McDonald’s Largest Fry Supplier Announced a Major Change.

If there’s one thing you can only leave the McDonald’s drive-thru with, it’s that iconic red carton filled with golden, crispy fries. McDonald’s fries are famous worldwide, consistently winning top spots in taste tests for their light, crispy texture and delicious flavor. But have you ever wondered where those famous fries come from?

They aren’t made fresh at each location. Instead, McDonald’s relies on contracted suppliers to prepare the potatoes, cut them, partially fry them, and then flash-freeze them. When they reach the restaurant, they’re cooked the rest so they’re hot and fresh every time.

But there’s a significant change on the horizon. One of McDonald’s major suppliers, Lamb Weston, recently announced closing a production plant in Washington state.

This change might raise some concerns for fry lovers everywhere, but let’s break down what’s happening and what it might mean for McDonald’s famous fries.

Central French Fry Supplier Closes Plant

McDonald’s fries aren’t made from scratch on-site. Instead, they come from Lamb Weston, North America’s largest potato processor. Lamb Weston handles the initial steps of cutting, frying, and freezing the fries before shipping them to McDonald’s, helping ensure the fries are always ready for quick and consistent cooking.

Recently, Lamb Weston announced closing its production facility in Connell, Washington, and laying off about 400 employees.

The company also plans to temporarily scale back production lines at other plants.
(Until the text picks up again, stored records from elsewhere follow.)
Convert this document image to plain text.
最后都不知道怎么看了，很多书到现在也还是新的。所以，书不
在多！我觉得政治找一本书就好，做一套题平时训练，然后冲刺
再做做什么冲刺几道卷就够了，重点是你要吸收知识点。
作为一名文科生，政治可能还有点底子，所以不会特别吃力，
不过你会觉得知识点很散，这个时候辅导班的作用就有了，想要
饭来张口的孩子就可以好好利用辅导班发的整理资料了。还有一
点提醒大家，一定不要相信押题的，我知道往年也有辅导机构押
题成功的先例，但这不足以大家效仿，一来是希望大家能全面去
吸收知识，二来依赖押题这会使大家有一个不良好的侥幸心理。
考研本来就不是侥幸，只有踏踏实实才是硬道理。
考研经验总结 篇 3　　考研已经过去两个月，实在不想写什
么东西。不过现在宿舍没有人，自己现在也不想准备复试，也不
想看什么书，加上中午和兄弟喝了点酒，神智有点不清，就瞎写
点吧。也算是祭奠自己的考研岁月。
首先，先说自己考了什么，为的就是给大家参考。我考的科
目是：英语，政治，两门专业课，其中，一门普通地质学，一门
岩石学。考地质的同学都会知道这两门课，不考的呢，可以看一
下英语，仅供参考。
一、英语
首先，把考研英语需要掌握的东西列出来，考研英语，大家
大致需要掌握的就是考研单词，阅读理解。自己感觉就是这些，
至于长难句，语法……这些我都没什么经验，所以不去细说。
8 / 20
In addition to closing the Connell plant, Lamb Weston announced that it will cut about 4% of its global workforce to respond to declining demand and oversupply issues.

“Restaurant traffic and frozen potato demand, relative to supply, continue to be soft, and we believe it will remain soft through the remainder of fiscal 2025,” said Lamb Weston CEO Tom Werner. This indicates that fewer customers are ordering fries, leading to a surplus of frozen potatoes.

Impact on McDonald’s and Its Famous Fries

What does this mean for McDonald’s, Lamb Weston’s most significant customer? According to CNN, McDonald’s accounts for around 13% of Lamb Weston’s total sales.

While Lamb Weston’s adjustments might seem concerning, there’s no immediate reason to worry about a fry shortage at your local McDonald’s. Closing one production facility only affects about 5% of Lamb Weston’s capacity so that they can keep up with current demand.

Lamb Weston spokesperson Teresa Paulsen reassured consumers, saying, “Lamb Weston is confident in the world’s ongoing love of fries—the closure of one of our older facilities accounts for less than 5% of our production capacity, so this adjustment simply helps address a current supply-and-demand imbalance.”

Why McDonald’s Fries Are Still Here to Stay

Despite the plant closure news, you should expect McDonald’s fries to stay for a while. While Lamb Weston is adjusting, it is still committed to fulfilling contracts with significant customers like McDonald’s.

Additionally, the decision to scale back comes from a temporary drop in demand, which the company expects will balance out in the coming year.

In response to rising food prices, McDonald’s has offered smaller portions, like small orders of fries, to offset costs. This change is part of a broader trend where fast food chains are scaling down portions to keep meals affordable. Even McDonald’s fries, as iconic as they are, aren’t resistant to these adjustments.

The Love for McDonald’s Fries Continues

The popularity of McDonald’s fries is likely to remain strong, even amid changes in the supply chain. As long as customers continue to crave those crispy, golden fries, Lamb Weston and McDonald’s will find a way to keep them coming.

This temporary shift in production likely will only impact the taste and availability of the fries you know and love.

So, the next time you grab a carton of fries from McDonald’s, you can rest assured that they’re still made with the same high-quality potatoes and prepared with the same consistency.

While the supply chain might be adjusting, it appears that, for now, it’s business as usual for the average customer.